M. Sharon Stack, Ann F. Dunne and Elizabeth Riley Director of the HCRI and professor of chemistry and biochemistry, points out that oral cancers are a significant global health problem. Although tobacco and alcohol awareness have helped decrease the overall incidence of oral cancers, HPV-positive cancers, especially oropharyngeal cancers, have risen significantly.
Stack and Hsueh-Chia Chang, Bayer Professor of Engineering and director of Notre Dame’s Center for Microfluidics and Medical Diagnostics, are attempting to prescreen for oral cancer and HPV by examining the micro-RNAs of tumor cells. They are working on developing a microfluidic sensor to help detect the presence of tumor cells.
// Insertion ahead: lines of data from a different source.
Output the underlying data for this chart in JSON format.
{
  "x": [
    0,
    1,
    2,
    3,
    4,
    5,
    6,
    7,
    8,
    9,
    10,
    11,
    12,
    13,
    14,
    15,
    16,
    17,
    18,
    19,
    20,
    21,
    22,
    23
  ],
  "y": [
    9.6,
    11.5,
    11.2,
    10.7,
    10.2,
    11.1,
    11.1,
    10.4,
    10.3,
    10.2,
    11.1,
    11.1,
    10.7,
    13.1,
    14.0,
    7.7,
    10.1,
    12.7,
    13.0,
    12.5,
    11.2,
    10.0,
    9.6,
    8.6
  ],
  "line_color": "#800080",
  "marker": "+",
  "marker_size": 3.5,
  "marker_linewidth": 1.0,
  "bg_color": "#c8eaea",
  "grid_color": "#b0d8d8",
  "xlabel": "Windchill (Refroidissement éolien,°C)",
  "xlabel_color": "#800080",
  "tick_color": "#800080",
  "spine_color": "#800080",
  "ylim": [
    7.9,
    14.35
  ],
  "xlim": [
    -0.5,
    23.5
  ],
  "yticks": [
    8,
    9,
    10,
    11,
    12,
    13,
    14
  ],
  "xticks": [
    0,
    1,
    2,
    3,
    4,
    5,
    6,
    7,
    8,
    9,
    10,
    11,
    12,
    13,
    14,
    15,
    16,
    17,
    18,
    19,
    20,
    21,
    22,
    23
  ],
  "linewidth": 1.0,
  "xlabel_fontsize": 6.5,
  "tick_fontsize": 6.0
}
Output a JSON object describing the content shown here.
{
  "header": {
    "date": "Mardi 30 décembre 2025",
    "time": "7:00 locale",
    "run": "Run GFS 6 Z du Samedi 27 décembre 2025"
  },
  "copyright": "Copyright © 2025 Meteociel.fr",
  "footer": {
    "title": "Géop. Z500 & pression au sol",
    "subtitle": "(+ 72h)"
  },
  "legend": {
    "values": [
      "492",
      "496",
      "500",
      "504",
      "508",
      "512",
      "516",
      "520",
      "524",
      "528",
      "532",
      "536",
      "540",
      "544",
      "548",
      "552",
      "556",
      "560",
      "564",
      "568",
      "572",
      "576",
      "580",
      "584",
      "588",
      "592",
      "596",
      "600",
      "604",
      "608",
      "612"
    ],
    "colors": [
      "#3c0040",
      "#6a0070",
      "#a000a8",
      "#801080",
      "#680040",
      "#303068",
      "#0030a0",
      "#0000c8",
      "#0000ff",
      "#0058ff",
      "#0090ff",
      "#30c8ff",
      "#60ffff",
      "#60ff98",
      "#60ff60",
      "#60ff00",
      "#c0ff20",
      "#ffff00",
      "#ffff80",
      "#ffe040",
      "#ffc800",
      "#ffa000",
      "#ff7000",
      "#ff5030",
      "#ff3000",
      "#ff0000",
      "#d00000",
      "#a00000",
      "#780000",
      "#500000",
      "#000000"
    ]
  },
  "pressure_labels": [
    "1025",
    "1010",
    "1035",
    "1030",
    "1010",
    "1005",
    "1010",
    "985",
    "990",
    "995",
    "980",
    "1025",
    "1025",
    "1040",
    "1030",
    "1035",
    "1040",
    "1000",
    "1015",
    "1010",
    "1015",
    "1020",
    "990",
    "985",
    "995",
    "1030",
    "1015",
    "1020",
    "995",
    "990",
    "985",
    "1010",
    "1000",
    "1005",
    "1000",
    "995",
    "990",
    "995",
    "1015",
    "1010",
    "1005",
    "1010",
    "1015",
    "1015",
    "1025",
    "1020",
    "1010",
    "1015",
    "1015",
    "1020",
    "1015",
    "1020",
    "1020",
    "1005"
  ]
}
The researchers point out that to be effective, the screening tests need to be done regularly, for example at a dentist’s office during teeth cleaning. Rinsing with a mouthwash at a dentist’s office can produce up to 10,000 cells that can be tested. In order to be feasible for a dentist’s office, the screening process must be low-cost, rapid and patient-friendly.
Chang’s research group has developed a microfluidic membrane sensor that can be used for this type of rapid screening. Although he points out that his sensor is not as accurate as optical sensors such as real-time polymerase chain reaction (PCR), it is much cheaper ($1 versus $45 per test) and is rapid and can be used by personnel in a dentist’s office. It also will allow the quantification of a panel of micro-RNAs.
The researchers believe that such a rapid and low-cost device would help to better reach high-risk patients prior to development of last-stage disease.